No solo es importante que decidan si quieren hacerlo o no, sino que el Estado invierta en educación y en programas de atención a personas que consumen sustancias problemáticas. No es solo la posibilidad de decidir, sino la posibilidad de acceder a información que me permita dirimir entre lo que me han dicho y la sensación que la droga me produce en el cuerpo. A los adolescentes y niños los forman en una visión prohibicionista, pero luego prueban las drogas y sienten placer, lo que termina generando desconfianza hacia quienes les negaron la droga o la información. El Estado deben invertir en programas de reducción de riesgos.

El jueves pasado, una determinación de la Corte Constitucional abrió un extenso debate: el Código de Policía no puede multar a los ciudadanos que quieran beber licor o consumir drogas en espacios públicos. Para la alta corte, es fundamental que los ciudadanos sean quienes elijan cuál es su comportamiento en público y, si va a haber sanciones, debe ser en contra de las acciones violentas, pero no de las decisiones personales. 

¿Qué consideraciones hacen, por ejemplo, de los barrios donde el microtráfico es un grave problema y las drogas definen el futuro de muchos jóvenes?

El microtráfico es una conducta punible y el estado tiene todas las disposiciones para perseguir las conductas que se pueden penalizar. Si hablamos del uso de la dosis personal, es otro debate. En esas zonas (de menos recursos), el Estado tiene muchísima presencia con fuerza policial, pero eso es lo que toca invertir, pues no se hacen esfuerzos en programas de salud pública. En sectores de estratos 5 y 6 también hay microtráfico, pero allí no se ve la misma presencia policial. Por eso es que hablamos de la proporcionalidad de la norma (del Código de Policía), porque afectaba a sectores específicos.

::Choque de trenes por el consumo permitido de drogas y alcohol en la calle::

¿Deja esta decisión un dilema latente entre el orden público y la dignidad humana?

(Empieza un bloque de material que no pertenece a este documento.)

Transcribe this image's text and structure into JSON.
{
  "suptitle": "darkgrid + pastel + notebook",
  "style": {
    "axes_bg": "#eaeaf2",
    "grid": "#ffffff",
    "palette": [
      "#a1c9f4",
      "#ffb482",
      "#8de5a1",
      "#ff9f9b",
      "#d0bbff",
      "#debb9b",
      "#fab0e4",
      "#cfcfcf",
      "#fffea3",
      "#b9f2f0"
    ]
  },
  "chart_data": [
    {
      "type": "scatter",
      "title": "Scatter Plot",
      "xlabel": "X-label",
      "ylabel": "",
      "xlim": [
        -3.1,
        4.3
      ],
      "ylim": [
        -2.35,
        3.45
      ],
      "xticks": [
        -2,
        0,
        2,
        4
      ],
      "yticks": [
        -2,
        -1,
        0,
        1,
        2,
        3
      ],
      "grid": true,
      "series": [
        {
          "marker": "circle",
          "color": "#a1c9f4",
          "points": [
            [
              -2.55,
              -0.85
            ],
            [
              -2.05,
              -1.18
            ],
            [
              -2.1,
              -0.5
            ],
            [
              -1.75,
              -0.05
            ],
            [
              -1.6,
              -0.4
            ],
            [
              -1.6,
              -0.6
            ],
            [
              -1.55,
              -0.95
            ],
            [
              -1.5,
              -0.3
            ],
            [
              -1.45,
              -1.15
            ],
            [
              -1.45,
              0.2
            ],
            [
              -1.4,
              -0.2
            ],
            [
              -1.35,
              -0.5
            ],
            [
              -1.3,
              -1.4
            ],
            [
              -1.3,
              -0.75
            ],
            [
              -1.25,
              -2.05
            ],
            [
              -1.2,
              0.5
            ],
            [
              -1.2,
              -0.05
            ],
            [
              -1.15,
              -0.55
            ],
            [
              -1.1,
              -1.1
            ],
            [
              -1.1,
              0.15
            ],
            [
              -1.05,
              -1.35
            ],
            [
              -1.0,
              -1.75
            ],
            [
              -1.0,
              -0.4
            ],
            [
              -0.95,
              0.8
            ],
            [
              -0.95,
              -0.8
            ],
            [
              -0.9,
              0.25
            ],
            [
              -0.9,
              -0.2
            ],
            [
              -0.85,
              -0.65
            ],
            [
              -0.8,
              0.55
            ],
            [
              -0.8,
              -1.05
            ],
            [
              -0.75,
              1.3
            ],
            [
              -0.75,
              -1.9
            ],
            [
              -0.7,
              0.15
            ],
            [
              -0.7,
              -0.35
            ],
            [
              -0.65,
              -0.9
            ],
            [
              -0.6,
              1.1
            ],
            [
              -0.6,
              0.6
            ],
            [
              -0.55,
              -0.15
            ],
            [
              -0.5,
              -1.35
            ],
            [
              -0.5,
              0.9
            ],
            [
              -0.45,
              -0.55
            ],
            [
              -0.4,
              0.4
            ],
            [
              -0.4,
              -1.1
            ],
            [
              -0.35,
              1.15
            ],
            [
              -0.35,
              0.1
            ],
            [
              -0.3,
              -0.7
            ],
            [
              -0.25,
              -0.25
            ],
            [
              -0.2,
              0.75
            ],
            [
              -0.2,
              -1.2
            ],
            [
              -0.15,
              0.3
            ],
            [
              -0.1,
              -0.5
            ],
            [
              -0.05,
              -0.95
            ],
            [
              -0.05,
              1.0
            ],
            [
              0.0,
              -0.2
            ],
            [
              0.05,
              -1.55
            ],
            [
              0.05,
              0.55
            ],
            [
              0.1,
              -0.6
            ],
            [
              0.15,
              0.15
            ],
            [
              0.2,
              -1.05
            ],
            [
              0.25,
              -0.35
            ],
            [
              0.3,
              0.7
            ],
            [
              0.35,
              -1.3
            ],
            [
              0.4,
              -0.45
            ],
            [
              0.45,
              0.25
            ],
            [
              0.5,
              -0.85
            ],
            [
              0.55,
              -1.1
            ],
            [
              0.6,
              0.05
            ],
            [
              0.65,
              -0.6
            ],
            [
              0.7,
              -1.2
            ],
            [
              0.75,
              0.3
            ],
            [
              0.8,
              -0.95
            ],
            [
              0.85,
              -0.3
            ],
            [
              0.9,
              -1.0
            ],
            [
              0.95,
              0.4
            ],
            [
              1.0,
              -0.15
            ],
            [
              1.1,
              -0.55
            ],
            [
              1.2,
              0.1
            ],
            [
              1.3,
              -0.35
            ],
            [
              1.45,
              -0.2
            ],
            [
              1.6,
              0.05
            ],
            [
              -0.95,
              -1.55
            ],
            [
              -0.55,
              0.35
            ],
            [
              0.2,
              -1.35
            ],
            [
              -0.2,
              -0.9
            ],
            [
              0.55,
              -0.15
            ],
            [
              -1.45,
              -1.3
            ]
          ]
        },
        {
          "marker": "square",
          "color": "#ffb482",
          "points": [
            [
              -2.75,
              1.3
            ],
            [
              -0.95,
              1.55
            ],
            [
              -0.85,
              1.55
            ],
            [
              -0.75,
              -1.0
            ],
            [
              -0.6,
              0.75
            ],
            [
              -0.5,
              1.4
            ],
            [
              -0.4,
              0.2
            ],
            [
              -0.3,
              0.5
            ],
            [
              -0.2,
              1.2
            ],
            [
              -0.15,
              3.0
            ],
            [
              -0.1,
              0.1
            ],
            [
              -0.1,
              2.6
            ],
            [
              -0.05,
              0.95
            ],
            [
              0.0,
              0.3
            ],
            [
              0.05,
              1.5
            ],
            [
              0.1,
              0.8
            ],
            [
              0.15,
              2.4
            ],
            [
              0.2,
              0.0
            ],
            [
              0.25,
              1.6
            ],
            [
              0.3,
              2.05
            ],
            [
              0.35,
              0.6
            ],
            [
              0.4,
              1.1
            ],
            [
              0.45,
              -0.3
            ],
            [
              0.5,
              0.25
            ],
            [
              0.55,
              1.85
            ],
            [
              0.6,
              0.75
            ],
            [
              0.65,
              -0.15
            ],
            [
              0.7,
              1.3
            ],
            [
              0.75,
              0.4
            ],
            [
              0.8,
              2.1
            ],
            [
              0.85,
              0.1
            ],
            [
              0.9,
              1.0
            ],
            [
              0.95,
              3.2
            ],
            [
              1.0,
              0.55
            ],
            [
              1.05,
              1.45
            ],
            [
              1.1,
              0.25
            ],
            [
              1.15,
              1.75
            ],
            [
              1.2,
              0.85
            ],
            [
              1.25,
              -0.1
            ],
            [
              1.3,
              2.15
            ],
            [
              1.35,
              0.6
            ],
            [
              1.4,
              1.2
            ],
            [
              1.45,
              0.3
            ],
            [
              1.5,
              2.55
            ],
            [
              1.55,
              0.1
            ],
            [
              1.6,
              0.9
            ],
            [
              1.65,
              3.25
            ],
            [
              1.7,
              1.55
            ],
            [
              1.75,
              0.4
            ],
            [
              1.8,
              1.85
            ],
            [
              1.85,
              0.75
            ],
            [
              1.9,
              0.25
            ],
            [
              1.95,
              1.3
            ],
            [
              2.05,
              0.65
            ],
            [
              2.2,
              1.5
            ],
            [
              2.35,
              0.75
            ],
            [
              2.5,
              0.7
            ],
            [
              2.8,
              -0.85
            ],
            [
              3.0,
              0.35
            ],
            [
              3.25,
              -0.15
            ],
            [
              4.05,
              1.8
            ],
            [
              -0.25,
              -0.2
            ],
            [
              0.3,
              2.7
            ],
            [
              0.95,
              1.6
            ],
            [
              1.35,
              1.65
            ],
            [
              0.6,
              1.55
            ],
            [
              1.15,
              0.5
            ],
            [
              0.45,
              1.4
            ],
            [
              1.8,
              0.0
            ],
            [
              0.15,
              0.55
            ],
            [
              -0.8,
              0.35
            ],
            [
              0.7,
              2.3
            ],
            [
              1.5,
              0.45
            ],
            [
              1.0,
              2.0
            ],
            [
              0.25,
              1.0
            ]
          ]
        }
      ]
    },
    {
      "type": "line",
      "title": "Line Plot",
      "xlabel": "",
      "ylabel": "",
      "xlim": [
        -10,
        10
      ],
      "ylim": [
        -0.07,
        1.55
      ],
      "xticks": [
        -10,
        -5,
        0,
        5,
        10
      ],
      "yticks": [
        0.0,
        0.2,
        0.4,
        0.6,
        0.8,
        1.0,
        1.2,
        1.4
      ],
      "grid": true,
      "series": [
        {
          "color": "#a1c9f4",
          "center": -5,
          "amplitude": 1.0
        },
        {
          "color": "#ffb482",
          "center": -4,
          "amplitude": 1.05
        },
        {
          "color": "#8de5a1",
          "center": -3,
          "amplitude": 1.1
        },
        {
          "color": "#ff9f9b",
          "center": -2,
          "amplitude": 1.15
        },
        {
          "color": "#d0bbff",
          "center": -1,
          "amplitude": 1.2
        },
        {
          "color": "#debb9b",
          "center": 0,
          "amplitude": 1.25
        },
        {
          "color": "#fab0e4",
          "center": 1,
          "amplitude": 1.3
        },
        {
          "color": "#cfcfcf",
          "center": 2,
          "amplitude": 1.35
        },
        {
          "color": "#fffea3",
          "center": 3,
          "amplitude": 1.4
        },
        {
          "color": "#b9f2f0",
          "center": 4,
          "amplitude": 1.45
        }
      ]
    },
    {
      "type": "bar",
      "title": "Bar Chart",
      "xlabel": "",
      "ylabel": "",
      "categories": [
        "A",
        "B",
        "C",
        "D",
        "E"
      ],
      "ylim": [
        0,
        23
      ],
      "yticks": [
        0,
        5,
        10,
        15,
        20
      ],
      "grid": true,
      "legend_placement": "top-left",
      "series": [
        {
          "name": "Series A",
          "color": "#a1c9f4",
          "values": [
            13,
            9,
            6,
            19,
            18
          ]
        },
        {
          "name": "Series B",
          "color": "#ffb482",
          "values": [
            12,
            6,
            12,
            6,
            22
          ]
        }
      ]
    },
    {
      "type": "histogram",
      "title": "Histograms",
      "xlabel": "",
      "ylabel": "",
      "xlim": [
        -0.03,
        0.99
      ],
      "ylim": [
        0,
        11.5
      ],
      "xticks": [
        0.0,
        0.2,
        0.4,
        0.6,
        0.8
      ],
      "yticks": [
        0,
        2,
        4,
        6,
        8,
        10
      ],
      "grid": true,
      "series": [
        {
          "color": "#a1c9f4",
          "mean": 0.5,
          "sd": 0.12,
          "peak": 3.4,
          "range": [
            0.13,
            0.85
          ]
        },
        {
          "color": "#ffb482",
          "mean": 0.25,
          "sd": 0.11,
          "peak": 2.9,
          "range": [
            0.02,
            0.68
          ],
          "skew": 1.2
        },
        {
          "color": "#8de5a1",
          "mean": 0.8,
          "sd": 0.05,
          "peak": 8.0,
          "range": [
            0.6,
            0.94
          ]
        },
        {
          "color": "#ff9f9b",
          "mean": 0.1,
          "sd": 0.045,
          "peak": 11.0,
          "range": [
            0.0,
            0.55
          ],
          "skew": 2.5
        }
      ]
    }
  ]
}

Pensar que hay ese dilema hace parte de la visión prohibicionista, que no piensa en otros modelos. Este fallo es una invitación a pensar en un orden público que respete derechos fundamentales. Una reglamentación tiene que ponderar ambas cosas, es una tarea para los alcaldes de cada ciudad. Se trata de dirimir este conflicto protegiendo derechos fundamentales y respetando el fallo de la Corte. La decisión del presidente de seguir con un decreto que se quedó sin sustento lo vemos con mucha preocupación. Le compete al Consejo de Estado, donde el decreto fue demandado (nosotros lo demandamos también), dirimir ese conflicto.

¿Qué políticas públicas educativas podrían ayudar a zanjar esta controversia?

Es muy importante que desde las escuelas y las universidades haya cátedras de educación sobre drogas, sin prejuicios. Hay que invertir en programas de reducción de riesgos, porque ayudan a reducir muertes por sobredosis. Programas de educación, acceso a información confiable sobre sustancias.